Aggressive price-cutting and promotional financing offers by Circuit City have helped it continue its turnround.
Third-quarter earnings at the second-largest US consumer electronics retailer rose to $10.1m, or 6 cents per share, compared with a $5.9m loss in the same period last year.
Earnings per share were boosted 3.2 cents by a $9.4m one-off gain from the settlement of legal action against MasterCard and Visa. Wall Street analysts had been expecting earnings of 4 cents per share.
Circuit City’s total sales rose 15 per cent to $2.91bn, supported by strong sales of flat-panel TVs, portable digital audio products, notebook computers and digital photography products.

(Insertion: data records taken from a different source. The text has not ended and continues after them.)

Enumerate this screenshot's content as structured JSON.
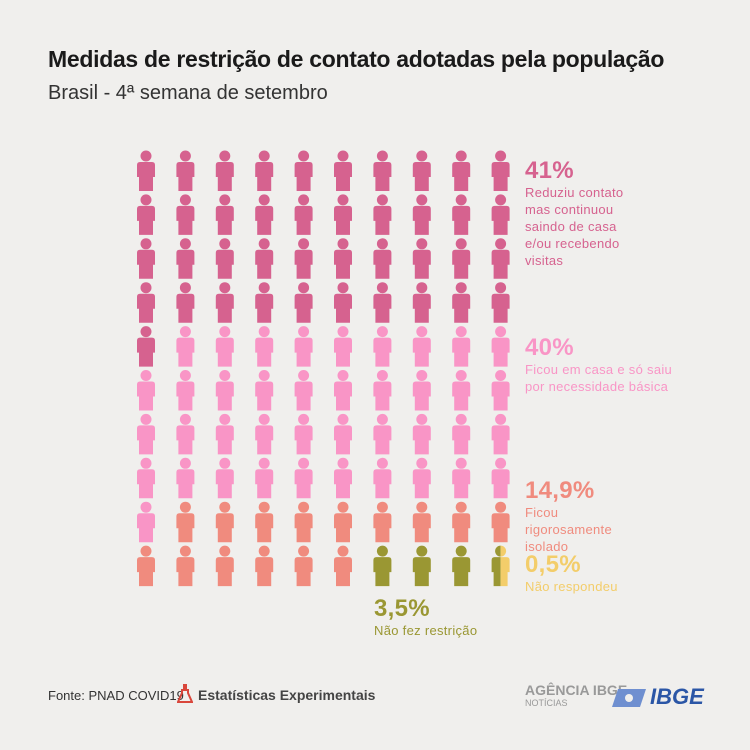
{
  "header": {
    "title": "Medidas de restrição de contato adotadas pela população",
    "subtitle": "Brasil - 4ª semana de setembro"
  },
  "chart_data": {
    "type": "pictogram",
    "title": "Medidas de restrição de contato adotadas pela população",
    "subtitle": "Brasil - 4ª semana de setembro",
    "total_icons": 100,
    "series": [
      {
        "name": "Reduziu contato mas continuou saindo de casa e/ou recebendo visitas",
        "value": 41,
        "label": "41%",
        "color": "#d6628f",
        "icons": 41
      },
      {
        "name": "Ficou em casa e só saiu por necessidade básica",
        "value": 40,
        "label": "40%",
        "color": "#f995c6",
        "icons": 40
      },
      {
        "name": "Ficou rigorosamente isolado",
        "value": 14.9,
        "label": "14,9%",
        "color": "#f08b7e",
        "icons": 15
      },
      {
        "name": "Não fez restrição",
        "value": 3.5,
        "label": "3,5%",
        "color": "#9a9733",
        "icons": 3.5
      },
      {
        "name": "Não respondeu",
        "value": 0.5,
        "label": "0,5%",
        "color": "#f3cd6a",
        "icons": 0.5
      }
    ]
  },
  "labels": {
    "s0": {
      "pct": "41%",
      "text": "Reduziu contato mas continuou saindo de casa e/ou recebendo visitas"
    },
    "s1": {
      "pct": "40%",
      "text": "Ficou em casa e só saiu por necessidade básica"
    },
    "s2": {
      "pct": "14,9%",
      "text": "Ficou rigorosamente isolado"
    },
    "s3": {
      "pct": "3,5%",
      "text": "Não fez restrição"
    },
    "s4": {
      "pct": "0,5%",
      "text": "Não respondeu"
    }
  },
  "footer": {
    "source": "Fonte: PNAD COVID19",
    "experimental": "Estatísticas Experimentais",
    "agencia": "AGÊNCIA IBGE",
    "noticias": "NOTÍCIAS",
    "ibge": "IBGE"
  }
}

However, its gross profit margin slipped from 25.2 to 24.2 per cent, reflecting price cuts for TVs and video software and its promotional low-interest financing offers.
Comparable store sales rose 13.1 per cent, although the number of customers entering its stores was were largely unchanged. The company attributed the increased sales to customers buying more expensive items such as the new generation of flat-screen TVs, and to more effective merchandising in the stores.
For the whole year, Circuit City said it now expected total sales growth of 8-10 per cent, up from a previous forecast expectation of 5-8 per cent.
The company said also announced that Phil Schoonover, its president, would take over as chief executive from Alan McCullough when he retires at the end of February. Mr Schoonover, 45, joined Circuit City from Best Buy in October 2004.
Best Buy, the largest US consumer electronics retailer, saw its shares fall more than 11 per cent on Tuesday after it announced disappointing profits and a weak outlook for the fourth quarter due to higher operating costs.
Circuit City’s shares rose more than 4 per cent in New York morning trading yesterday to $22.18.